Ella negó con la cabeza. No estaba oscuro, la luz de la luna lo inundaba. Cuando rodearon el arbusto, se toparon con una empinada escalera de piedra, tal como la había descrito David. Era muy vieja, ofrecía un aspecto ruinoso y los escalones estaban llenos de grietas entre las cuales crecía la hierba. Annika sintió un ligero escalofrío. El viento de la noche susurraba entre las hojas.

Veían sus propias sombras negras delante de ellos, mientras que el aire estaba lleno de claridad. David subió la escalera, se agachó y cortó un tallo en flor. Se lo dio a Annika y le susurró:

—Es una “estrellada gramínea” unas estellaris gramínea.

Jonás y Annika lo siguieron escaleras arriba. Atravesaron la pradera, llena de flores silvestres adormiladas bajo la luz de la luna, después la blanca cancela del jardín, el césped, y pasaron también junto a la lila en dirección al banco despintado junto al estanque. Allí se sentaron. Ante ellos pasaba el camino enlosado, flanqueado por rosales amarillos. Todo era tal como David lo acababa de describir.

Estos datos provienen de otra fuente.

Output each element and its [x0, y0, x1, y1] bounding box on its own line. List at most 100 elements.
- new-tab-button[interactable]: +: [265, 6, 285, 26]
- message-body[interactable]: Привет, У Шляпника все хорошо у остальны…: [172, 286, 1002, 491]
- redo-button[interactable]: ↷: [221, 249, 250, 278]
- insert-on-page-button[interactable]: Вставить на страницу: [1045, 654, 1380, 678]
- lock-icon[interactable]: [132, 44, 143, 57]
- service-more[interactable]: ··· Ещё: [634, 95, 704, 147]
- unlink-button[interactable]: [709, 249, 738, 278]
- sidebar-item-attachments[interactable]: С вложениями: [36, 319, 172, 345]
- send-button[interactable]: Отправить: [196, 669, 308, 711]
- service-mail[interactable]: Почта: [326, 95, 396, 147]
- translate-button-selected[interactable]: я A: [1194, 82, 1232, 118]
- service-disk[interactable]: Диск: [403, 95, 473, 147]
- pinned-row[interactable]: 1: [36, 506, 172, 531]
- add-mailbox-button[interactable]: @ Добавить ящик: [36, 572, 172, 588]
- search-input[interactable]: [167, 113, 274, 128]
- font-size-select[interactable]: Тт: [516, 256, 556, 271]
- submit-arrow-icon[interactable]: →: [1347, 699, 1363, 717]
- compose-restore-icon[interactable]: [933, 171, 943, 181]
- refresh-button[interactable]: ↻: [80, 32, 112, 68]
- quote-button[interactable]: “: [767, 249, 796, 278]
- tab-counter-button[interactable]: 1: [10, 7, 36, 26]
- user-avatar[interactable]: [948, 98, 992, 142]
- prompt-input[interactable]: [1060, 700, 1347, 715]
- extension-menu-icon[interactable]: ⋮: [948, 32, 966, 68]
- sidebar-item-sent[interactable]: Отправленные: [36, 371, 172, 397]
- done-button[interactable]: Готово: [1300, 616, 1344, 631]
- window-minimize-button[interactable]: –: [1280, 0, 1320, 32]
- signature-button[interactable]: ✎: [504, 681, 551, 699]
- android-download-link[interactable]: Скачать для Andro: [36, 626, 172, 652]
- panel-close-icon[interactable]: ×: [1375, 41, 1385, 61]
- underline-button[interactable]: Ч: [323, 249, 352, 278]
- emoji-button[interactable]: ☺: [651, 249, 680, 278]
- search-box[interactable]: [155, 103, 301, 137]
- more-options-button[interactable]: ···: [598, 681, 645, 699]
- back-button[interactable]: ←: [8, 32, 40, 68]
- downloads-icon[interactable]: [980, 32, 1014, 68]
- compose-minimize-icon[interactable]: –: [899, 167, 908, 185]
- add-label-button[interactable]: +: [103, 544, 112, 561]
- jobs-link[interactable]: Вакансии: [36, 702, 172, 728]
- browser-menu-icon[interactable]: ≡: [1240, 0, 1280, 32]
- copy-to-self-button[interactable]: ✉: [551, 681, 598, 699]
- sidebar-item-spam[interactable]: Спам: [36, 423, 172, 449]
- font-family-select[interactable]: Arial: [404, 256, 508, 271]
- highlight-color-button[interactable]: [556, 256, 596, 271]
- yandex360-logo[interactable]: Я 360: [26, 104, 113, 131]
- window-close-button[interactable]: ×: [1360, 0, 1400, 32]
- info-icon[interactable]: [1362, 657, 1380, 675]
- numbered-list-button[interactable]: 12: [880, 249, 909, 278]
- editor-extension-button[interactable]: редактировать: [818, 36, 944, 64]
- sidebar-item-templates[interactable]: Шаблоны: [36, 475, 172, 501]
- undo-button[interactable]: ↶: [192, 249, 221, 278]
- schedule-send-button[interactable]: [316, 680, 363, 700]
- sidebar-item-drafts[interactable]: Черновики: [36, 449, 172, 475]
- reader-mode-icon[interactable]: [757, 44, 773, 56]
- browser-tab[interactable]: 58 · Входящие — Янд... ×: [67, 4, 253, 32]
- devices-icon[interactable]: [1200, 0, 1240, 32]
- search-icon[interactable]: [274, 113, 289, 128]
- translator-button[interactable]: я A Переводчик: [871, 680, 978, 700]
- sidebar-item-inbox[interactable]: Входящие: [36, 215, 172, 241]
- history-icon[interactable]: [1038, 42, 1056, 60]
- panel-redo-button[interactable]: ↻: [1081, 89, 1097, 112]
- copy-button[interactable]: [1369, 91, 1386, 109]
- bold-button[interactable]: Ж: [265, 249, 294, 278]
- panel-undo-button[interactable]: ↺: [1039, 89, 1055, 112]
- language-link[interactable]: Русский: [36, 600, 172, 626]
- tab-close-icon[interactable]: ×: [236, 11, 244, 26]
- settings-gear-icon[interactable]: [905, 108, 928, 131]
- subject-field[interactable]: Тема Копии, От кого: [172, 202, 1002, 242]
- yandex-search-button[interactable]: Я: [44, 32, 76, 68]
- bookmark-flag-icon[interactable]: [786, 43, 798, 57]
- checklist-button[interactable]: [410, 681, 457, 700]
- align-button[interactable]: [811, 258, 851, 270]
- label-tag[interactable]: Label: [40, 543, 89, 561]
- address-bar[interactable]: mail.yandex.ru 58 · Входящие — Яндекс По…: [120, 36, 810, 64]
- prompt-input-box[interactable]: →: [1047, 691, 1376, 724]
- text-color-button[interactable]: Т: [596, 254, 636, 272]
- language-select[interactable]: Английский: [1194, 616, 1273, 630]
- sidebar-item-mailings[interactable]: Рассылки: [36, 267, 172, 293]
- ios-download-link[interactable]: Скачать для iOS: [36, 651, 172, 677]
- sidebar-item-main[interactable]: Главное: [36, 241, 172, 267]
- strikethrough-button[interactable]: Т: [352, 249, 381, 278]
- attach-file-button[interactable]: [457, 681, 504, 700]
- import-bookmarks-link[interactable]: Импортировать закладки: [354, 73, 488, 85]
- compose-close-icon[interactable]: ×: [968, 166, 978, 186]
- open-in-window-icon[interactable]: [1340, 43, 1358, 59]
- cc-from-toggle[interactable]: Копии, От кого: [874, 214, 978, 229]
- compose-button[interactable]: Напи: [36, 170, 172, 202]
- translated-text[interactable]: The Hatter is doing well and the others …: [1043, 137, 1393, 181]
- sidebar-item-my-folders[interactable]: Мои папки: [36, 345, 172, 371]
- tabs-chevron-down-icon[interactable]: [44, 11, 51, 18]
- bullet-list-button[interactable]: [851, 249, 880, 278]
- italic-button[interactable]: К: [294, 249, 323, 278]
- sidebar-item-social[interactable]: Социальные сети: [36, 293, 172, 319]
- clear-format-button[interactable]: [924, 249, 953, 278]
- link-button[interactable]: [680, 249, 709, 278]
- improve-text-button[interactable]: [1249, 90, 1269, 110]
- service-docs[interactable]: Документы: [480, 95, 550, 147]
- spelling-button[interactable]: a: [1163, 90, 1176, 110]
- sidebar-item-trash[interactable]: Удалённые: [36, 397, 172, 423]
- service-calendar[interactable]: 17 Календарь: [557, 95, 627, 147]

—¡Es como un sueño! —murmuró Annika.

—Sí —suspiró David!—. Debería ser simplemente un sueño; pero existe en la realidad.

—¿A qué te refieres?

—Anoche soñé con este jardín. Llegué a él de la misma forma que hoy, por el mismo camino. Por eso lo conocía ya. Anduve en sueños por él.

Se calló un momento. Los otros dos no decían nada. Entonces prosiguió:

—También estuve en la casa… En sueños, no en la realidad —señaló la casa que se destacaba blanca entre los árboles.